Court Rules in Favor of Beach Towing Over Developer of Sunset Harbour Project

Susan Askew
Susan Askew

Court Rules in Favor of Beach Towing Over Developer of Sunset Harbour Project:

The developer claimed the tow company was operating illegally and should be shut down

For the better part of four years, Deco Capital Group and Beach Towing have been involved in a bitter fight after the tow company challenged Deco Capital’s proposed development across the street in Sunset Harbour and allegedly sought payment to not hold it up.

According to a Miami Herald article from 2016, three of the lots in Deco Capital’s proposed development parcel were previously owned by Beach Towing and contained a deed restriction to prevent competitors from using those lots as a parking lot or storage yard or for a garage or towing business. The article quotes an investor in the luxury residential project who said the tow company sought payment to rescind the deed restrictions and “get the project approved” with a requested variance for a increase in height from the 50 feet allowed to 90 feet.

Deco Capital fought back claiming Beach Towing has been operating illegally under the City’s zoning code and filed suit to have them shut down. This week, a court disagreed and the request was denied.

Since 1986, Beach Towing has operated an automobile storage and towing company at 1349 Dade Boulevard. The tow company began operations when the property was within an Intensive Commercial District (C-6). Three years later, the area was downzoned to Commercial Medium Intensity (C-5). Since then, Beach Towing has been grandfathered in, allowed to operate as a legal, non-conforming business.

Sunset Land Associates, the Deco Capital entity developing the property across the street, claimed Beach Towing was never a legally permitted business under the old code and should have been operating with a Conditional Use Permit. Since it wasn’t approved as a conditional use under the old code, they argued it was not legally established prior to the adoption of the present code.

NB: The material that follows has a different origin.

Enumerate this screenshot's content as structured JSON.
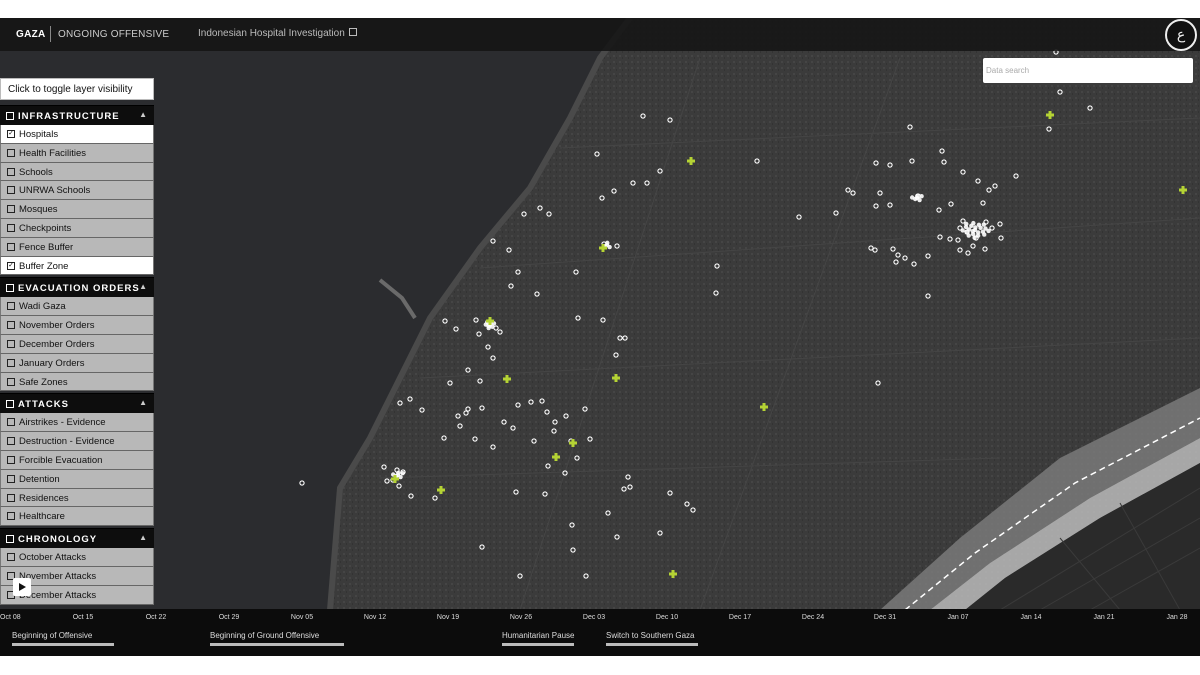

In an opinion written by Administrative Judge Lisa Walsh for the Appellate Division of the Eleventh Judicial Circuit Court, the Court disagreed saying, “By the plain language of [the City Code], Beach Towing’s storage facility fits within the defined permitted use” of an automobile and truck storage facility in the former code. 

With regard to the towing use, Walsh wrote, “Petitioners have seized upon language contained in the current opinions of the Planning Director that towing uses are ‘consistent with’ and ‘related to’ the truck and automobile storage land use” permitted in the old code. By claiming towing is not a directly permitted use, Deco Capital argued Beach Towing needed a Conditional Use Permit in order to operate a towing business there.  

“We disagree,” Walsh wrote. She cited case law that “as a general rule [zoning laws] are subject to strict construction in favor of the right of a property owner to the unrestricted use of his property” and “words used in a zoning ordinance should be given their broadest meaning when there is no definition or clear intent to the contrary and the ordinance should be interpreted in favor of the property owner.” [Emphasis in ruling.]

“Under this broad interpretation favoring property owners, ‘storage garages’ must be construed in favor of Beach Towing, and thus no conditional use permit was required under the Former Code, because automobile storage and towing service operations were a permitted use” in both the former and present code.

“Further, although the word ‘towing’ is not contained in district C-5 or C-6, this does not prohibit a towing company from operating its car storage on the land zoned within C-5/C-6,” Walsh wrote. “‘Towing’ occurs offsite, while automobile and truck storage occurs on the land.”

“We find no error in the City’s determination that Beach Towing's automobile storage and towing service operation” was operating legally within the former code and, thus, is a legal, non-conforming operation.

“Both the present and former City Planning Directors have consistently interpreted the City Code for more than 30 years to permit multiple storage and towing companies within districts C-5 and C-6 of the earlier Code,” she noted in denying the request to rule Beach Towing was operating illegally.

Deco Capital principal Bradley Colmer did not respond to a request for comment.

Beach Towing attorney Ralph Andrade said in an email, "The Court's ruling puts an end to the developer's antics and tantrums to put us out of business. We stood up to a greedy bully developer and won. A victory for the little guy. We have been servicing Miami Beach since 1977 and look forward to continuing that tradition for another 40 years and giving back to those most in need in our community."

Footnote: In December 2018, with the legal battle unresolved, the developers scrapped plans for the height increase and were approved for a lower-scale, five-story development in the 1700 block between Bay Road and Purdy Avenue. The development site includes six vacant lots and two buildings to be demolished. The project has not yet started.